Otoniel Chamarra, de 39 años, se había pintado la parte superior del cuerpo con un dibujo en doble zigzag cuyas cuatro líneas se cruzaban en el corazón. El diseño pretendía representar caminos, dijo, porque estaba contemplando qué camino tomar con sus estudios y su vida. Chamarra estudiaba administración de empresas en Cali y también era gestor cultural de Jooin Jeb. En septiembre, va a hablar en La Barra sobre las perspectivas wounaan sobre la ecología y, por supuesto, las ballenas.
Durante la mayor parte de su historia, los wounaan han sido marineros y han habitado playas como la de La Barra, según Chamarra. Aunque en los últimos siglos vivieron más tierra adentro, “hemos estado siempre en el río y en el mar”, dijo. Afirmó que “cuando una persona está desviada en el mar”, las ballenas la protegen.
Según Chamarra, es en el mes de junio, cuando las ballenas jorobadas se dirigen a la Bahía Málaga, cuando los wounaan se preparan para esta fiesta, y reúnen a todas las familias para un próspero año venidero. “El espíritu de la ballena”, dijo, “es el alma de los productos que cosechamos”.
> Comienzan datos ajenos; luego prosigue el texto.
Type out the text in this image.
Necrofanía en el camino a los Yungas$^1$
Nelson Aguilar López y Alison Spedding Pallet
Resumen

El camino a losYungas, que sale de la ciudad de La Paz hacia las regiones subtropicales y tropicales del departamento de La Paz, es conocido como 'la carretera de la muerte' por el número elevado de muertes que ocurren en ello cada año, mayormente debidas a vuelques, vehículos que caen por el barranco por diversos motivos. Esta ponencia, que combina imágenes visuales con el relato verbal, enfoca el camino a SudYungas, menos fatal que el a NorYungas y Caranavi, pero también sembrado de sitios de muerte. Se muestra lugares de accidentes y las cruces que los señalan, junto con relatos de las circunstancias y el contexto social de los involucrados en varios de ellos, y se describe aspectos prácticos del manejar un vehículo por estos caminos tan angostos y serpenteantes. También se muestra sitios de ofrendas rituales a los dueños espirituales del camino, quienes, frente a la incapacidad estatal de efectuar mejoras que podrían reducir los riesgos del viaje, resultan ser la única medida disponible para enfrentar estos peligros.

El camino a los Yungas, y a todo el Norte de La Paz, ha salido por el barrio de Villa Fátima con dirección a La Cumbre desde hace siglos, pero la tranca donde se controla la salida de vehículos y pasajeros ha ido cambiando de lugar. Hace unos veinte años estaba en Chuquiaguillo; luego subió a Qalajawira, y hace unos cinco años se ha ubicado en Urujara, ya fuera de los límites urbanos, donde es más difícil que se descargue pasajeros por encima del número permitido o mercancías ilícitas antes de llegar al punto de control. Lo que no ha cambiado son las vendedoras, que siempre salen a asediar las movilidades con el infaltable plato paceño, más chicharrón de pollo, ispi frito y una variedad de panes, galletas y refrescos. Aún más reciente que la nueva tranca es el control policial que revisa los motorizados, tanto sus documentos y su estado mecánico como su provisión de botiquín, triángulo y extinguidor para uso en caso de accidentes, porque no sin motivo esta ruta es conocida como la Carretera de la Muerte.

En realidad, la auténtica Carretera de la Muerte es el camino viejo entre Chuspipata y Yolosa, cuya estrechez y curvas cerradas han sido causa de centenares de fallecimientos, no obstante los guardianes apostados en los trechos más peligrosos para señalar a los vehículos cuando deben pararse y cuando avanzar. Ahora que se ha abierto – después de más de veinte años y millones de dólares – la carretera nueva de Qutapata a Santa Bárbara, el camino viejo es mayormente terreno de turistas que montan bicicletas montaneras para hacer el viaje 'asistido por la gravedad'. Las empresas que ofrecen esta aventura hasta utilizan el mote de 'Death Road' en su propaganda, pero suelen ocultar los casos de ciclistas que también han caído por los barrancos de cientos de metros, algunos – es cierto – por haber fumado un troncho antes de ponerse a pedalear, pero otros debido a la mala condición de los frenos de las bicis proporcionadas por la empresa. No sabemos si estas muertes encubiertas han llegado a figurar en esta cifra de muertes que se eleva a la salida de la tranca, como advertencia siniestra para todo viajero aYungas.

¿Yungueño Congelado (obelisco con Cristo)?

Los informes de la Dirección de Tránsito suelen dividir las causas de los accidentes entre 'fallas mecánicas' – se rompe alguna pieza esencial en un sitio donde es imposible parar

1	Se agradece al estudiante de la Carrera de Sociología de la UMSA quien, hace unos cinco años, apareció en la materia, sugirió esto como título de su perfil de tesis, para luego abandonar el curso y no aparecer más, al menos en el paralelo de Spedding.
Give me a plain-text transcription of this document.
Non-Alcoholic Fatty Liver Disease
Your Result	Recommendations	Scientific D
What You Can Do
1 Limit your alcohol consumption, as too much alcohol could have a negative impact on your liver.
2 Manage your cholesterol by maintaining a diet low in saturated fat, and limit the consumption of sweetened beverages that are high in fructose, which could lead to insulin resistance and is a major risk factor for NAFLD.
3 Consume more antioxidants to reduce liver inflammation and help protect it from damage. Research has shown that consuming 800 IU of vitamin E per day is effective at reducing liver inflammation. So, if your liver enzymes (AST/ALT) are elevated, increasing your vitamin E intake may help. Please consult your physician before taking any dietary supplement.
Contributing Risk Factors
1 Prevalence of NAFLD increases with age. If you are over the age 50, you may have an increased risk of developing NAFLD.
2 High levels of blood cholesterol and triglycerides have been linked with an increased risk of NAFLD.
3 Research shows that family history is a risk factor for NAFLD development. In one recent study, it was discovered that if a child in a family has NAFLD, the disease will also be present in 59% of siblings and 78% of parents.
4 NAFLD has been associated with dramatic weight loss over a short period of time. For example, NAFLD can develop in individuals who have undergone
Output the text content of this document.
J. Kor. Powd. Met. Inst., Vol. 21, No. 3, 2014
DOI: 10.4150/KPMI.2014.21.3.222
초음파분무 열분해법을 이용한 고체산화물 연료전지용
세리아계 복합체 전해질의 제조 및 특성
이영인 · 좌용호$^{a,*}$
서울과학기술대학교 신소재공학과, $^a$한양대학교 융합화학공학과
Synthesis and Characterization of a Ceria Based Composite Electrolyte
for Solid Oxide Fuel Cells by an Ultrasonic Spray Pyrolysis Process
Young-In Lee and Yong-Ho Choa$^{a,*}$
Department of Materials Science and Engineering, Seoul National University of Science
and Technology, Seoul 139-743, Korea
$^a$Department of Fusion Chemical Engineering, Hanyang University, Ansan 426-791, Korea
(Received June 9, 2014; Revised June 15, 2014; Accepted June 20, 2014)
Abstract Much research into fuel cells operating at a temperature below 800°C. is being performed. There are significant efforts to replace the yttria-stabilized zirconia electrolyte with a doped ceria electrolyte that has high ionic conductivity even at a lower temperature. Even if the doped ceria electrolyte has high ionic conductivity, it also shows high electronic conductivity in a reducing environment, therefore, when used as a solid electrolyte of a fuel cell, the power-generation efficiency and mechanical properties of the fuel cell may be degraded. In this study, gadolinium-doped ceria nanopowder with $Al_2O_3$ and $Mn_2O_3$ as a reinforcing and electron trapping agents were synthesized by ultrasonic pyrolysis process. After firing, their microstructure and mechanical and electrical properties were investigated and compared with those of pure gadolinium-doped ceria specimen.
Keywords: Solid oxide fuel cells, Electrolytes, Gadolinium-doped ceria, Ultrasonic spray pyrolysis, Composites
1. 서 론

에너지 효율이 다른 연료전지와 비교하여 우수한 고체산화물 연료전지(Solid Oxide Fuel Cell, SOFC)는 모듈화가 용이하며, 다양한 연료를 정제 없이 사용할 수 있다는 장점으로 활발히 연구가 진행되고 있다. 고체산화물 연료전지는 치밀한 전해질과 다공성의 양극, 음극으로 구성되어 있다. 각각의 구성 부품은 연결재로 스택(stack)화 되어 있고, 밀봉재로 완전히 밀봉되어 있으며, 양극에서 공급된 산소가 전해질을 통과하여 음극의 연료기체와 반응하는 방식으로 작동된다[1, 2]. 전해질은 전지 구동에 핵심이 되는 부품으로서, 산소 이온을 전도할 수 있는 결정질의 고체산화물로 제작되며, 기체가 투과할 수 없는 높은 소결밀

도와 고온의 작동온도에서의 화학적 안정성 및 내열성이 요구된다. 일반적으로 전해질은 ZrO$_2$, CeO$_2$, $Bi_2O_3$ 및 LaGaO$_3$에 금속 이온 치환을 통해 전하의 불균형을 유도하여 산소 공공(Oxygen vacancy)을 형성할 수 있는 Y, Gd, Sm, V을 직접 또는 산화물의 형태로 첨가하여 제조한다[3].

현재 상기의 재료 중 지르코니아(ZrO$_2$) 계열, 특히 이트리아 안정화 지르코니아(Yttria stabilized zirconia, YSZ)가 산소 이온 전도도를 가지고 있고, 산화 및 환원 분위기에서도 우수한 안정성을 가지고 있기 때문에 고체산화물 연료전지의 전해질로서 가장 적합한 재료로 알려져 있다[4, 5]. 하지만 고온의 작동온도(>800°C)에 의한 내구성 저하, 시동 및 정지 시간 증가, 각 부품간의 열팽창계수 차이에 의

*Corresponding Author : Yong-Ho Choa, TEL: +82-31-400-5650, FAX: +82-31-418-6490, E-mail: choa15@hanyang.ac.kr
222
Tras compartir con nuestros anfitriones un generoso almuerzo de pescado de río al vapor y jugo fresco de açai, nos despedimos de Jooin Jeb. Flotaban mariposas azules iridiscentes alrededor de nuestras barcas en nuestro viaje a través de la selva y los manglares. El gran río se ensanchaba a medida que nos acercábamos al mar, atraídos, como tantos otros, hacia las ballenas.